Let's say I one day feel like strolling around for mushrooms, Goldilocks stylin', picnic basket, bears and the works. How do I know which mushrooms are dangerous based on looking at them?
Could you pick out your mother in a crowd? If you said yes, it's surely because she is familiar, literally, to you. Can you tell cabbage from iceberg lettuce? If you said yes, did you learn that in school? Did your parents ever sit you down and explain it to you? Mushrooms are no different. Grow up with them, spend time with them, and they are easy to recognize. You can't learn it from a book and I can't just explain it to you. Trying to do both would do more harm than good. Only practice makes perfect.
If I find them anywhere near a city, does that mean I probably should not eat them as pollution contaminates them?
Not necessarily. Some mushrooms concentrate toxins more than others. It also depends on the distance from a major road. Both those things you can ascertain. But it also depends on the history of that location. Heavy metals don't go away, and mushrooms love to soak them up.
I don't know the answer. But I do know that you can be sure that the produce you buy in the store, unless it's labeled organic, and often even when it is, has been intentionally sprayed with poison. And whenever you eat at a restaurant, since very few use any organic ingredients, you can be sure those are full of poison too. Did you know that Round Up is routinely sprayed directly onto conventional crops to serve as a dessicant?

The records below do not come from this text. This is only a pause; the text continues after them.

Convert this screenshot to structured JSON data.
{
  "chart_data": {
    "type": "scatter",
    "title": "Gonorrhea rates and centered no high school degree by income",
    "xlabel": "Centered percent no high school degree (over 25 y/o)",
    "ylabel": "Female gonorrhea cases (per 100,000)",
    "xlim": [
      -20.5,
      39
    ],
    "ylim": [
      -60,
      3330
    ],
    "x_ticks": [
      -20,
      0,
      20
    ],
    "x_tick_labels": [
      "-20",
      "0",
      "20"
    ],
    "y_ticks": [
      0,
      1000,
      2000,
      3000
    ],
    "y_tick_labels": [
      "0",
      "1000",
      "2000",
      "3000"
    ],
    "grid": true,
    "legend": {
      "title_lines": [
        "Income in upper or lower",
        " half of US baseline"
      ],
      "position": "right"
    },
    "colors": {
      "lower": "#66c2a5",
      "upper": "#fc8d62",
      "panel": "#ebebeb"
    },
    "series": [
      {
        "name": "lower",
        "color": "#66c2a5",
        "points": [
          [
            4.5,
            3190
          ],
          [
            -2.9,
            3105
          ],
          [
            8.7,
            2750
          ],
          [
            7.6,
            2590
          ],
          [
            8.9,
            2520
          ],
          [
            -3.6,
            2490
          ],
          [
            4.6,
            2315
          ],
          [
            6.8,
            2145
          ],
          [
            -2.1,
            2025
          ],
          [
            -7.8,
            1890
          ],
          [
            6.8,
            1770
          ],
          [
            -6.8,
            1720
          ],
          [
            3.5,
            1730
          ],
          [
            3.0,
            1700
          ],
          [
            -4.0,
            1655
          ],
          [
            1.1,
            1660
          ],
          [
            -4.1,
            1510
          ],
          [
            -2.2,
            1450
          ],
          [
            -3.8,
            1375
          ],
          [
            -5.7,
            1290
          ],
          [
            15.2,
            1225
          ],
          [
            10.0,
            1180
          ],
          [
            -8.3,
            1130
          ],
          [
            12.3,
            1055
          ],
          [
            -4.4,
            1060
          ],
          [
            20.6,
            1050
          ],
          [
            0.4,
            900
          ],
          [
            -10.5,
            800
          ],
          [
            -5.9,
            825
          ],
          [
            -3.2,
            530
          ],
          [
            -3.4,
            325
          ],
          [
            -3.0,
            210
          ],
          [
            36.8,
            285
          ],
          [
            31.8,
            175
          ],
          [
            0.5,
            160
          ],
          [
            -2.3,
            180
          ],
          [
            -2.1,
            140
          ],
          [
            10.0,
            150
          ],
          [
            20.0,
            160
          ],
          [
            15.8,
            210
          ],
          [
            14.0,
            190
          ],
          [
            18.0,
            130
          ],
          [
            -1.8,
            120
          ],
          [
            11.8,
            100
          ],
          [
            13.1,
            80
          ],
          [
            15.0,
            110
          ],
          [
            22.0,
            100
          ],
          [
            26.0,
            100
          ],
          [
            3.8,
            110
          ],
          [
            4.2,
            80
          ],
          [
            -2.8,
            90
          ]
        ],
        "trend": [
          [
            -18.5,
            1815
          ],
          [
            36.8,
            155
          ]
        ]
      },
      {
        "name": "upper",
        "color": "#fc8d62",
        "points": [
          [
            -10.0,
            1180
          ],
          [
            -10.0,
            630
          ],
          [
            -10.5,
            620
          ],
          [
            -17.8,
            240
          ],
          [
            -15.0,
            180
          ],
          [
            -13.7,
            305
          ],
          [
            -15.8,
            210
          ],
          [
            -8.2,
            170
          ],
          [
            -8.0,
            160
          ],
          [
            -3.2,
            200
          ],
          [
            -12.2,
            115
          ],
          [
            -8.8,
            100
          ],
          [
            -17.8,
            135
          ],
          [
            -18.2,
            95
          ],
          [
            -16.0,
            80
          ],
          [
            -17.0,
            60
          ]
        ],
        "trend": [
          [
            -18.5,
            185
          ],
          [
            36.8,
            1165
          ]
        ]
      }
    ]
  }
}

Even if you gather mushrooms in what looks like pristine woods, pollution is everywhere. A few years after Chernobyl, there was a statistical rise in thyroid cancer in Connecticut. A cloud of radiation rained on them. As individuals, we cannot escape what we've done and continue to do as a species. We are trashing the planet and living in our own sewage dump. Focusing to saving yourself only perpetuates the rampant individualism that got us here in the first place. For more of more of an answer than you bargained for, see my guide to healthy eating.
Real question: were you a big fan of the Super Mario games as a child? In particular, the mushrooms?
No. I did play Atari, though, and even started with "Pong." But I'm showing my age!